The jar task seems a little weird (taking too long). Do you have lots of files in your resources directory?

edit: ah, just noticed you posted an updated build script… let me look again.

This isn’t going to be incremental because you’re going to always perform a copy.

processResources.doLast( {
copy {
        from( sourceSets.main.java.srcDirs ) {
                include '**/*.properties'
                include '**/*.xml'
                include '**/*.htm'
        }
        into sourceSets.main.output.classesDir
}
})

The right way to do this is to add the paths that need to be copied to the resources sourceSet, although you may run into https://issues.gradle.org/browse/GRADLE-3335 (will be fixed in 2.7).

It looks like you have jars in src/main/resources too? That might explain why the jar task is taking awhile (it has to put the jars inside the final jar).

Is this the build script for the profile screenshot you posted?

Thanks. I noticed one problem when I do incremental build.

When I change srcDirs to ‘src’ instead of default src/main/java my incremental compiles only one class (2.4s) but when I leave default location my incremental compiles every class in the project (20s). If I leave it at src, my project will work but if I decide to re import the project to eclipse I will get import error for duplicating src folders.

main {
java {
srcDirs = [‘src’]
//srcDirs = [‘src/main/java’]
exclude ‘temp/**’
}

That might be just a quirk of how we merge existing Eclipse metadata files. We try not to remove anything if there are existing .classpath or .project files, so we’re probably adding duplicate source directories. I’d try gradle cleanEclipse eclipse to see if that helps (or deleting the files manually).
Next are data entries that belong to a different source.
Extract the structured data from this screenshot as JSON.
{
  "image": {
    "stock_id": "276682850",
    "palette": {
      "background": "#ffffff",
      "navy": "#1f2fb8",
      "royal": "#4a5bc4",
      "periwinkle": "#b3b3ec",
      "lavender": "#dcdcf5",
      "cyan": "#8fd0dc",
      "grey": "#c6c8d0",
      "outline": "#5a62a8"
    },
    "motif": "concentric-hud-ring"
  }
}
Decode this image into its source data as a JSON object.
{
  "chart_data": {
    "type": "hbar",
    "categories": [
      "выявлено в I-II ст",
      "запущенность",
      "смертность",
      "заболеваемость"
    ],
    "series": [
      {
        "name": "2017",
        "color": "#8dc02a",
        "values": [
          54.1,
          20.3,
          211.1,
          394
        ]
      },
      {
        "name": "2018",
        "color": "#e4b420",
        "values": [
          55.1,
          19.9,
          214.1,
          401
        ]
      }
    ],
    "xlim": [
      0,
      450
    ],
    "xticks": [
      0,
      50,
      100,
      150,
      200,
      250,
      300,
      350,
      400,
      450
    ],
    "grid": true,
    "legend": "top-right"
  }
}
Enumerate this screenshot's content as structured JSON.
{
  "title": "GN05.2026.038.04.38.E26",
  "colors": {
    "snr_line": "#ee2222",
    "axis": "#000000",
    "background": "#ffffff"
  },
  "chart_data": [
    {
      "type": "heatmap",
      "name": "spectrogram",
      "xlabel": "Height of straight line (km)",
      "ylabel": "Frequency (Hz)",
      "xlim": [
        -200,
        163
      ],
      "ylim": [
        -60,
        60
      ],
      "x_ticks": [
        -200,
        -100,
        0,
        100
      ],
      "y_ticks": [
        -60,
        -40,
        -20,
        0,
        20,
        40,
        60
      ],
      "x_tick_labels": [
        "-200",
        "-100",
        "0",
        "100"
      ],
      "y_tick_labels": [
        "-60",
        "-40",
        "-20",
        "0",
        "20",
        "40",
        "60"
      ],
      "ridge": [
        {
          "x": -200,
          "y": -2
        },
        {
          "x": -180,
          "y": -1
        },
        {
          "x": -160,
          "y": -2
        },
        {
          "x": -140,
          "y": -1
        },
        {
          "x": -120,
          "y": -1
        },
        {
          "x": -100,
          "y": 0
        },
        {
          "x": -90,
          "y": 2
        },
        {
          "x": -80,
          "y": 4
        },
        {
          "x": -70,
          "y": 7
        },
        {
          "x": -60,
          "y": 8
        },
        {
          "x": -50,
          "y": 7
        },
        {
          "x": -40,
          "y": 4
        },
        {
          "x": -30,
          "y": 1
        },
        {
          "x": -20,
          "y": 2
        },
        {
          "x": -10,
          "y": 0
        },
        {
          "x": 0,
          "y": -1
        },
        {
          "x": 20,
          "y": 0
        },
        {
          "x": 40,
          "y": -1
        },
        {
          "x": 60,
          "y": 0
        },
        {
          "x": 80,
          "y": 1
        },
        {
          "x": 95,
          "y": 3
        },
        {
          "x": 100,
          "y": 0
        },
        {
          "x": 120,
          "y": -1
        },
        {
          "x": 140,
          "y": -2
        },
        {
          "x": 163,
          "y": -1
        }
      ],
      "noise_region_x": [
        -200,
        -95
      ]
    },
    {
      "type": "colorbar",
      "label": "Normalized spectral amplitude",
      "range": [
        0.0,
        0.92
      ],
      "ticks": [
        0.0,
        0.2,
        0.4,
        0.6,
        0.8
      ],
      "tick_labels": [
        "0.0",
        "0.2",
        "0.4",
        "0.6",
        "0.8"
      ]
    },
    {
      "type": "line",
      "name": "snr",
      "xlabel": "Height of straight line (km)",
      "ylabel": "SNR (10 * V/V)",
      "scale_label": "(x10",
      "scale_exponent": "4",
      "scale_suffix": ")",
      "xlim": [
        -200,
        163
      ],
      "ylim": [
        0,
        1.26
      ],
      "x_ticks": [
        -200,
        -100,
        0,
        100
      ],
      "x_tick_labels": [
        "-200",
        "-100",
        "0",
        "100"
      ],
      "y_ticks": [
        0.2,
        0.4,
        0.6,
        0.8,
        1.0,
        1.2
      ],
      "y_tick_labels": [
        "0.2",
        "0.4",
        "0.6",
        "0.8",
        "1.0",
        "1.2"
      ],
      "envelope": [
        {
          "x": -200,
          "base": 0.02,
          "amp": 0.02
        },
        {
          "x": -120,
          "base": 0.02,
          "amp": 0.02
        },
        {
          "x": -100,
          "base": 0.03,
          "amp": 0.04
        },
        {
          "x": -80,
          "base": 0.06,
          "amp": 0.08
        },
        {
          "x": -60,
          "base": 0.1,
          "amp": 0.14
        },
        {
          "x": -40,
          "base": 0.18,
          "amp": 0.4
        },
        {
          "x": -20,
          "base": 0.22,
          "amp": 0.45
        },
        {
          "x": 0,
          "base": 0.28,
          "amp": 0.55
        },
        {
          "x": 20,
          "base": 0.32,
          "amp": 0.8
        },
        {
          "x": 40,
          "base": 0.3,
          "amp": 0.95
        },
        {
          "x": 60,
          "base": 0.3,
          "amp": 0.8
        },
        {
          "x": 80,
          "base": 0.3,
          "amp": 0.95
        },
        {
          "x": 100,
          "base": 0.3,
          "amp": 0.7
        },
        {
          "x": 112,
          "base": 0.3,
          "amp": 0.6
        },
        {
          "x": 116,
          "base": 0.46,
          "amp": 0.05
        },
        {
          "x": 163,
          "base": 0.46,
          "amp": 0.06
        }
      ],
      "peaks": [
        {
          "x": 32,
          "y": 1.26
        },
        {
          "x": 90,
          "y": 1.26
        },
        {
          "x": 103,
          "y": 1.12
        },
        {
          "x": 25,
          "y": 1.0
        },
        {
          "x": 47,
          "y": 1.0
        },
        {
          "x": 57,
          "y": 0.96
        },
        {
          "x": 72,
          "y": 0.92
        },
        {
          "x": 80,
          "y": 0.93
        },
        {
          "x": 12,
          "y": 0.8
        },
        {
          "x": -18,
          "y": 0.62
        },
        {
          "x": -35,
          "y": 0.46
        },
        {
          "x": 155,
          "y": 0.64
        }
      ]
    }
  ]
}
My eclipse plugin runs those commands but the main source of confusion is why incremental works on src/ and not on src/main/java.
Is not src/main/java default one?

My project structure is:
src/main/java - packages and resources. Hibernate files are mixed with .java.
src/test/java - test src packages and test resources.

I now only have 1 Parent - 1 Child project now. What are the common things I should look after if I want incremental to work properly?

Sorry to bother you again. Here is my debug log. I dont know if it tells you anything. It happens every time I run from src/main/java. All of my compile classes just get deleted.

When you changed the src dir to “src” did you MOVE the source files, or is it thinking that you have classes in package “main.java.com…”?

You said “my eclipse plugin runs those commands”, referring to the “cleanEclipse eclipse” tasks Sterling asked you to run? What happened when you did that? Did you examine your Eclipse project before or after to see if there were duplicate source directories, as Sterling was proposing?